Ancient trash heaps reveal the Plague of Justinian’s economic toll

Excavation site in Middle Eastern desert.

Enlarge (credit: Guy Bar-Oz)

Ancient trash heaps recently yielded some clues about how the Plague of Justinian, part of a one-two punch with volcanic climate havoc, devastated commercial farming at the fringes of the Byzantine Empire in the 540s CE. They tell us a lot about the ancient Byzantine world, but they also suggest how archaeologists might someday unearth the story of the COVID-19 pandemic from the layers of stuff we’re dumping into landfills in 2020.
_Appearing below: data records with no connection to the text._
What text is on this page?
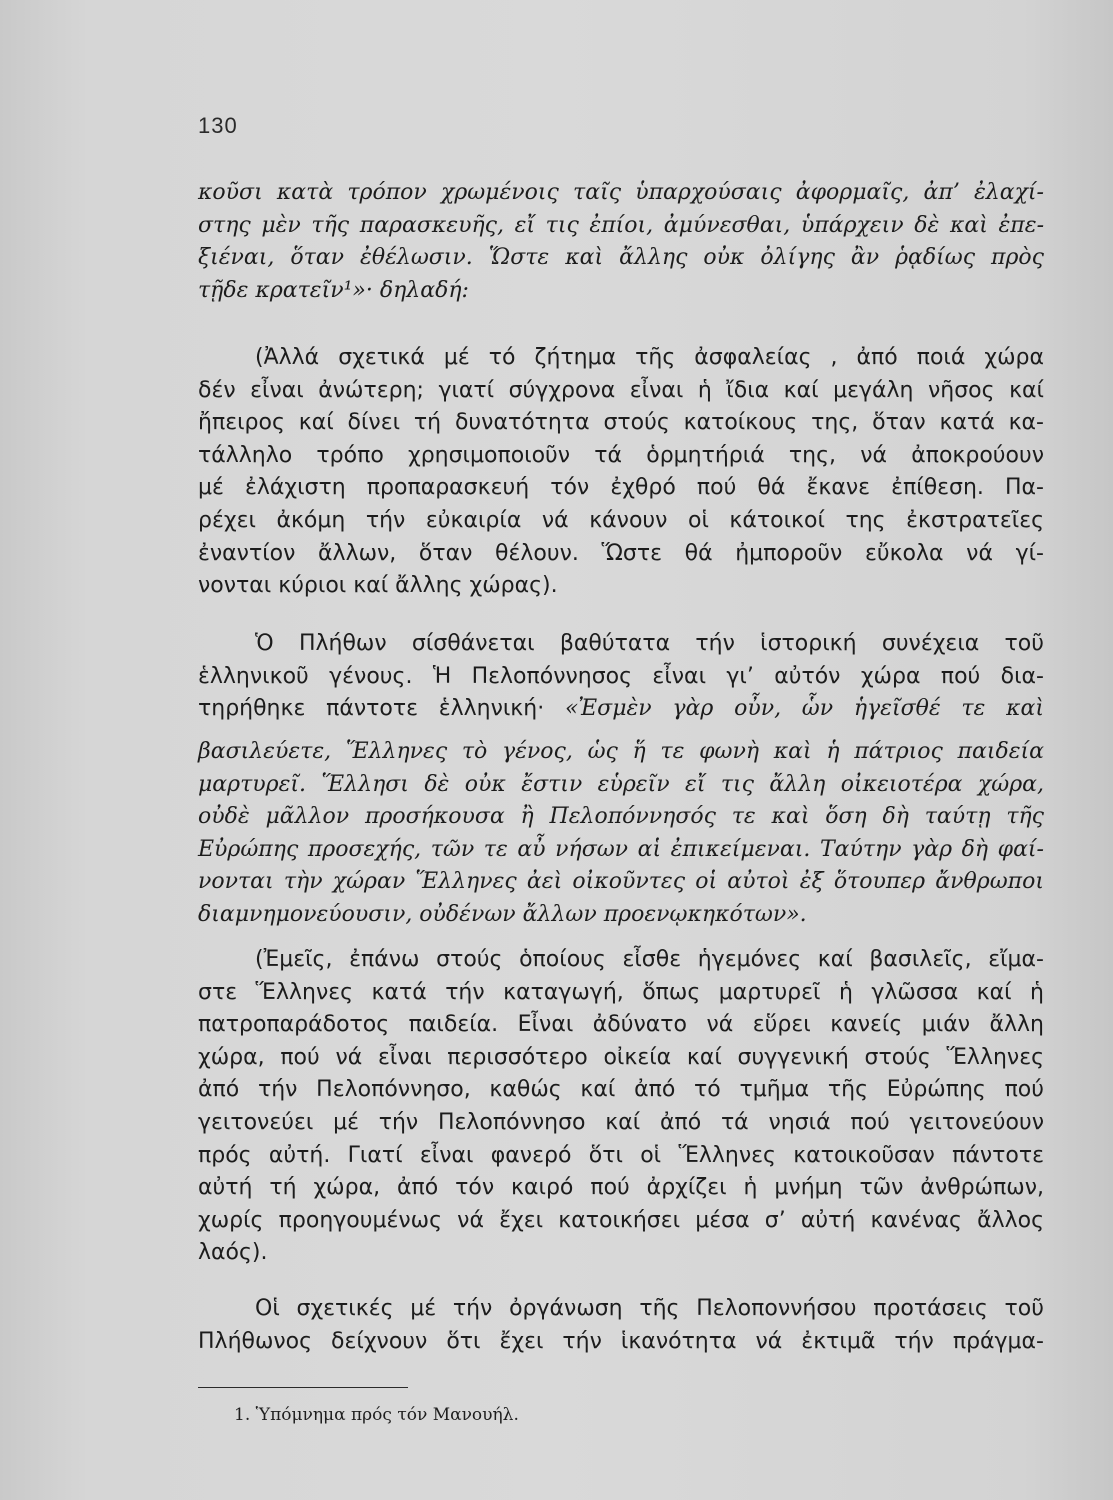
130
κοῦσι κατὰ τρόπον χρωμένοις ταῖς ὑπαρχούσαις ἀφορμαῖς, ἀπ’ ἐλαχί-
στης μὲν τῆς παρασκευῆς, εἴ τις ἐπίοι, ἀμύνεσθαι, ὑπάρχειν δὲ καὶ ἐπε-
ξιέναι, ὅταν ἐθέλωσιν. Ὥστε καὶ ἄλλης οὐκ ὀλίγης ἂν ῥᾳδίως πρὸς
τῇδε κρατεῖν¹»· δηλαδή:
(Ἀλλά σχετικά μέ τό ζήτημα τῆς ἀσφαλείας , ἀπό ποιά χώρα
δέν εἶναι ἀνώτερη; γιατί σύγχρονα εἶναι ἡ ἴδια καί μεγάλη νῆσος καί
ἤπειρος καί δίνει τή δυνατότητα στούς κατοίκους της, ὅταν κατά κα-
τάλληλο τρόπο χρησιμοποιοῦν τά ὁρμητήριά της, νά ἀποκρούουν
μέ ἐλάχιστη προπαρασκευή τόν ἐχθρό πού θά ἔκανε ἐπίθεση. Πα-
ρέχει ἀκόμη τήν εὐκαιρία νά κάνουν οἱ κάτοικοί της ἐκστρατεῖες
ἐναντίον ἄλλων, ὅταν θέλουν. Ὥστε θά ἠμποροῦν εὔκολα νά γί-
νονται κύριοι καί ἄλλης χώρας).
Ὁ Πλήθων σίσθάνεται βαθύτατα τήν ἱστορική συνέχεια τοῦ
ἑλληνικοῦ γένους. Ἡ Πελοπόννησος εἶναι γι’ αὐτόν χώρα πού δια-
τηρήθηκε πάντοτε ἑλληνική· «Ἐσμὲν γὰρ οὖν, ὧν ἡγεῖσθέ τε καὶ
βασιλεύετε, Ἕλληνες τὸ γένος, ὡς ἥ τε φωνὴ καὶ ἡ πάτριος παιδεία
μαρτυρεῖ. Ἕλλησι δὲ οὐκ ἔστιν εὑρεῖν εἴ τις ἄλλη οἰκειοτέρα χώρα,
οὐδὲ μᾶλλον προσήκουσα ἢ Πελοπόννησός τε καὶ ὅση δὴ ταύτῃ τῆς
Εὐρώπης προσεχής, τῶν τε αὖ νήσων αἱ ἐπικείμεναι. Ταύτην γὰρ δὴ φαί-
νονται τὴν χώραν Ἕλληνες ἀεὶ οἰκοῦντες οἱ αὐτοὶ ἐξ ὅτουπερ ἄνθρωποι
διαμνημονεύουσιν, οὐδένων ἄλλων προενῳκηκότων».
(Ἐμεῖς, ἐπάνω στούς ὁποίους εἶσθε ἡγεμόνες καί βασιλεῖς, εἴμα-
στε Ἕλληνες κατά τήν καταγωγή, ὅπως μαρτυρεῖ ἡ γλῶσσα καί ἡ
πατροπαράδοτος παιδεία. Εἶναι ἀδύνατο νά εὕρει κανείς μιάν ἄλλη
χώρα, πού νά εἶναι περισσότερο οἰκεία καί συγγενική στούς Ἕλληνες
ἀπό τήν Πελοπόννησο, καθώς καί ἀπό τό τμῆμα τῆς Εὐρώπης πού
γειτονεύει μέ τήν Πελοπόννησο καί ἀπό τά νησιά πού γειτονεύουν
πρός αὐτή. Γιατί εἶναι φανερό ὅτι οἱ Ἕλληνες κατοικοῦσαν πάντοτε
αὐτή τή χώρα, ἀπό τόν καιρό πού ἀρχίζει ἡ μνήμη τῶν ἀνθρώπων,
χωρίς προηγουμένως νά ἔχει κατοικήσει μέσα σ’ αὐτή κανένας ἄλλος
λαός).
Οἱ σχετικές μέ τήν ὀργάνωση τῆς Πελοποννήσου προτάσεις τοῦ
Πλήθωνος δείχνουν ὅτι ἔχει τήν ἱκανότητα νά ἐκτιμᾶ τήν πράγμα-
1. Ὑπόμνημα πρός τόν Μανουήλ.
Gaza wine and Byzantine pilgrims

For thousands of years, people survived in Israel’s arid Negev Highlands by farming enough grain to feed their families and enough grapes to make their own wine. But under the Byzantine Empire (which arose in 330 CE as a successor to the Roman Empire), the Negev flourished. Cities sprang up in the desert, fueled by a new export trade: grapes for the famous Gaza wine, a sweet white wine that ancient chroniclers raved about and which was in demand from Britain to Yemen.

Gaza wine tied the remote Negev into the international Mediterranean economy, and it turned scattered small subsistence farms into larger commercial enterprises supplied by irrigation systems and pigeon-poop fertilizer. For a couple of centuries, the Byzantine Empire’s citizens paid well for a steady flow of Gaza wine, and the Empire built monasteries and sent religious pilgrimages to the Levant.